Sacrament Meeting - by Warren

There is an hour a week when the family sits together in chairs set up like pews and we pray, sing, take the sacrament, and listen to spiritual messages. It's an important hour for any Latter-day Saint because the entire family is together, and we renew our promises with God.

When Diana was first born, the priorities were simple. We did whatever we could to make her comfortable, entertained, and happy without being too distracting to everyone else. Sometimes this meant walking out of sacrament meeting.



Now Diana is 14 months old, and it's different. She understands more, wants more, moves a lot more, and has some self control.


With many things, she has responded very well to "training." Like, she used to bite when she was angry, but every time she did we gave her an immediate time out in the crib. Now, instead of biting, she blows raspberries. I put "training" in quotation marks because I think the word implies manipulation, as if she was a puppy or something that lacked self-deterministic power. Of course, to some extent that is true at her age. Either way I prefer to think of it as good communication - since we don't talk so well right now, a timeout is the best way we have to communicate that something is bad.

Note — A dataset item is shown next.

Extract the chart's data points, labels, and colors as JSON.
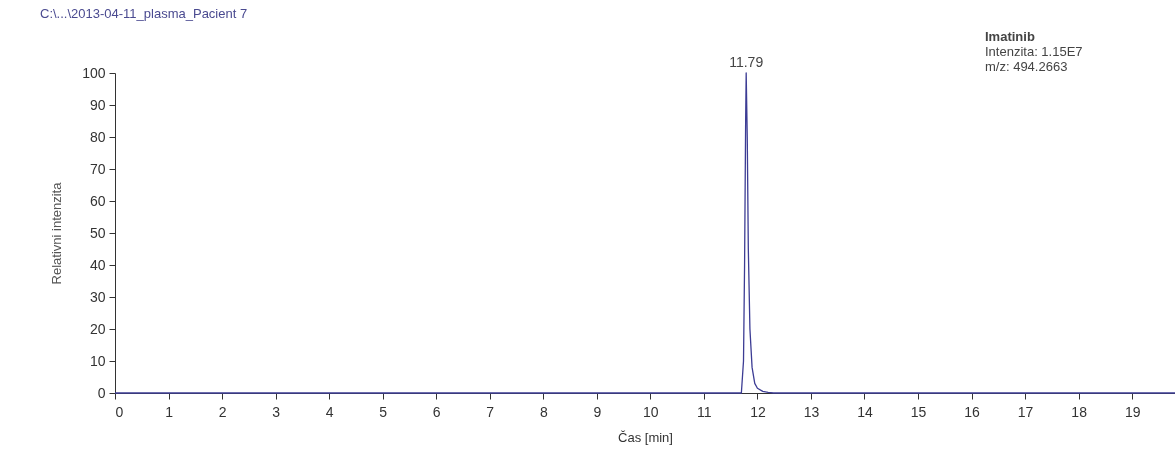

Anyway, back to the point. Inasmuch as Diana is capable, we want her to learn in her youth that sacrament meeting is sweet. Some Jewish traditions let children chew on pages of the Torah dipped in honey. We let her eat bananas, gold fish, and all sorts of things. Sometimes that keeps her happy in sacrament meeting and sometimes not.

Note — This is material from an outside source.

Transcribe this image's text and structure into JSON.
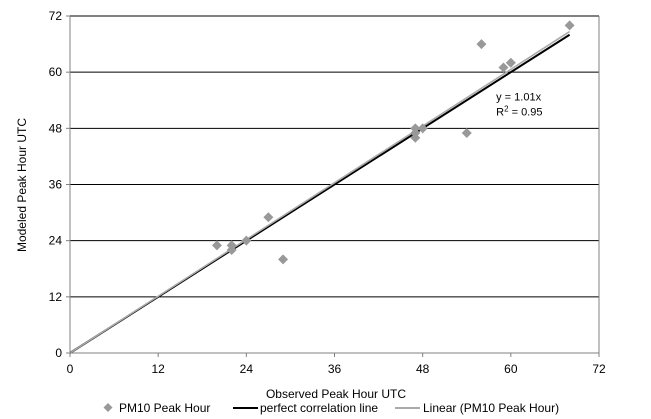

We recognize that our relationship with Diana is much more important than any particular technique. But, right now, we have two basic rules for Diana. They have had mixed success, but we realize that we've done her a disservice not being very consistent with her. (In part, by not communicating with each other as well as we thought.) One, if she moves more than an arm's length away from us, we will bring her back as lovingly as we can. And two, if she screams we will immediately bring her out to the hallway and give her an un-fun, thirty second time out in the corner, constantly repeating in word, tone and facial expression, "No shouting."

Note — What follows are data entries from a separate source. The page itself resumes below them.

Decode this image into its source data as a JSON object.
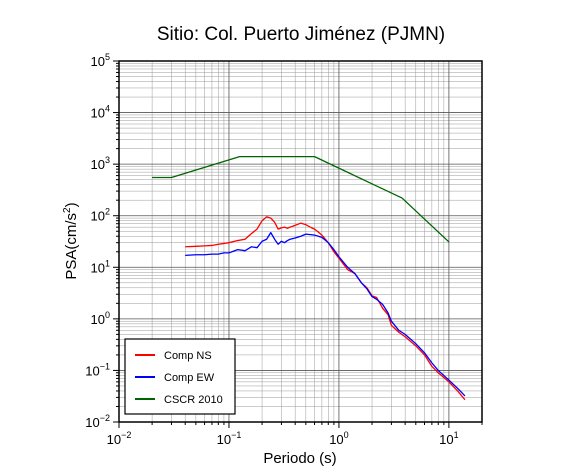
{
  "chart_data": {
    "type": "line",
    "title": "Sitio: Col. Puerto Jiménez (PJMN)",
    "xlabel": "Periodo (s)",
    "ylabel_base": "PSA(cm/s",
    "ylabel_sup": "2",
    "ylabel_close": ")",
    "xscale": "log",
    "yscale": "log",
    "xlim": [
      0.01,
      20
    ],
    "ylim": [
      0.01,
      100000
    ],
    "grid": true,
    "legend_position": "bottom-left",
    "x_ticks": [
      {
        "value": 0.01,
        "base": "10",
        "exp": "−2"
      },
      {
        "value": 0.1,
        "base": "10",
        "exp": "−1"
      },
      {
        "value": 1,
        "base": "10",
        "exp": "0"
      },
      {
        "value": 10,
        "base": "10",
        "exp": "1"
      }
    ],
    "y_ticks": [
      {
        "value": 0.01,
        "base": "10",
        "exp": "−2"
      },
      {
        "value": 0.1,
        "base": "10",
        "exp": "−1"
      },
      {
        "value": 1,
        "base": "10",
        "exp": "0"
      },
      {
        "value": 10,
        "base": "10",
        "exp": "1"
      },
      {
        "value": 100,
        "base": "10",
        "exp": "2"
      },
      {
        "value": 1000,
        "base": "10",
        "exp": "3"
      },
      {
        "value": 10000,
        "base": "10",
        "exp": "4"
      },
      {
        "value": 100000,
        "base": "10",
        "exp": "5"
      }
    ],
    "series": [
      {
        "name": "Comp NS",
        "color": "#ff0000",
        "x": [
          0.04,
          0.05,
          0.06,
          0.07,
          0.08,
          0.09,
          0.1,
          0.12,
          0.14,
          0.16,
          0.18,
          0.2,
          0.22,
          0.24,
          0.26,
          0.28,
          0.3,
          0.32,
          0.34,
          0.36,
          0.4,
          0.45,
          0.5,
          0.55,
          0.6,
          0.65,
          0.7,
          0.8,
          0.9,
          1.0,
          1.2,
          1.4,
          1.6,
          1.8,
          2.0,
          2.2,
          2.5,
          2.8,
          3.0,
          3.5,
          4.0,
          5.0,
          6.0,
          7.0,
          8.0,
          10.0,
          12.0,
          14.0
        ],
        "y": [
          25,
          25.5,
          26,
          26.5,
          28,
          29,
          30,
          33,
          35,
          45,
          55,
          80,
          95,
          90,
          75,
          55,
          58,
          60,
          57,
          60,
          65,
          72,
          67,
          60,
          55,
          48,
          42,
          30,
          20,
          15,
          9,
          7.5,
          5,
          4,
          2.8,
          2.6,
          1.6,
          1.2,
          0.75,
          0.55,
          0.45,
          0.3,
          0.2,
          0.12,
          0.09,
          0.06,
          0.04,
          0.027
        ]
      },
      {
        "name": "Comp EW",
        "color": "#0000ff",
        "x": [
          0.04,
          0.05,
          0.06,
          0.07,
          0.08,
          0.09,
          0.1,
          0.12,
          0.14,
          0.16,
          0.18,
          0.2,
          0.22,
          0.24,
          0.26,
          0.28,
          0.3,
          0.32,
          0.34,
          0.36,
          0.4,
          0.45,
          0.5,
          0.55,
          0.6,
          0.65,
          0.7,
          0.8,
          0.9,
          1.0,
          1.2,
          1.4,
          1.6,
          1.8,
          2.0,
          2.2,
          2.5,
          2.8,
          3.0,
          3.5,
          4.0,
          5.0,
          6.0,
          7.0,
          8.0,
          10.0,
          12.0,
          14.0
        ],
        "y": [
          17,
          17.5,
          17.5,
          18,
          18,
          19,
          19,
          22,
          21,
          25,
          24,
          32,
          35,
          47,
          35,
          28,
          32,
          30,
          33,
          35,
          37,
          40,
          44,
          43,
          42,
          40,
          38,
          30,
          22,
          16,
          10,
          7.5,
          5,
          3.8,
          2.7,
          2.4,
          1.9,
          1.3,
          0.9,
          0.6,
          0.5,
          0.33,
          0.22,
          0.14,
          0.1,
          0.065,
          0.045,
          0.032
        ]
      },
      {
        "name": "CSCR 2010",
        "color": "#006400",
        "x": [
          0.02,
          0.03,
          0.125,
          0.6,
          3.75,
          10
        ],
        "y": [
          550,
          550,
          1400,
          1400,
          220,
          31
        ]
      }
    ]
  }
}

The truth is, we are still struggling. Sunday at church is hard for Diana. We are less consistent about sleep, food, water, and freedom than the rest of the week. Perhaps, the only thing harder on Diana is being in the car seat. Diana is a great baby and we're very blessed to have her. Some people reading this blog have their hands full with plenty more than our one angelic daughter. How do you handle Sunday sacrament meetings?

4 comments:

Hoggards said...

Umm...do I qualify there? :) We are lucky enough to have "angels" that sit behind us and love our kids. They bring cool books and fruit snacks for the kids. We do our best to keep the kids content so we don't have fits and have the take them out. (I, too, don't want them to think going out is a cool/fun thing) Hopefully we'll soon be able to wing them off the treats and toys too!
I can't believe only 4 more months and she'll be in nursery! Those pictures of her are so cute!!

Laura said...

What a cutie.

Oh the things I've got to look forward to when I have kids.

Warren said...

Steve and Camille, you definitely qualify. Emily and I think you're awesome - we we are awed by your heroic parenting. Do you really think you can wing them off of treats and toys already?

It IS amazing how fast they grow. I have a confession. Sometimes, I already let Diana go to nursery. I never bring her there, but she often goes on her own and I'll leave her to do some churchy stuff. The first time, it was kind of hard.

Matt said...

Warren. I love your mix of thoughtfulness and goodness. That is all, for I have no advice.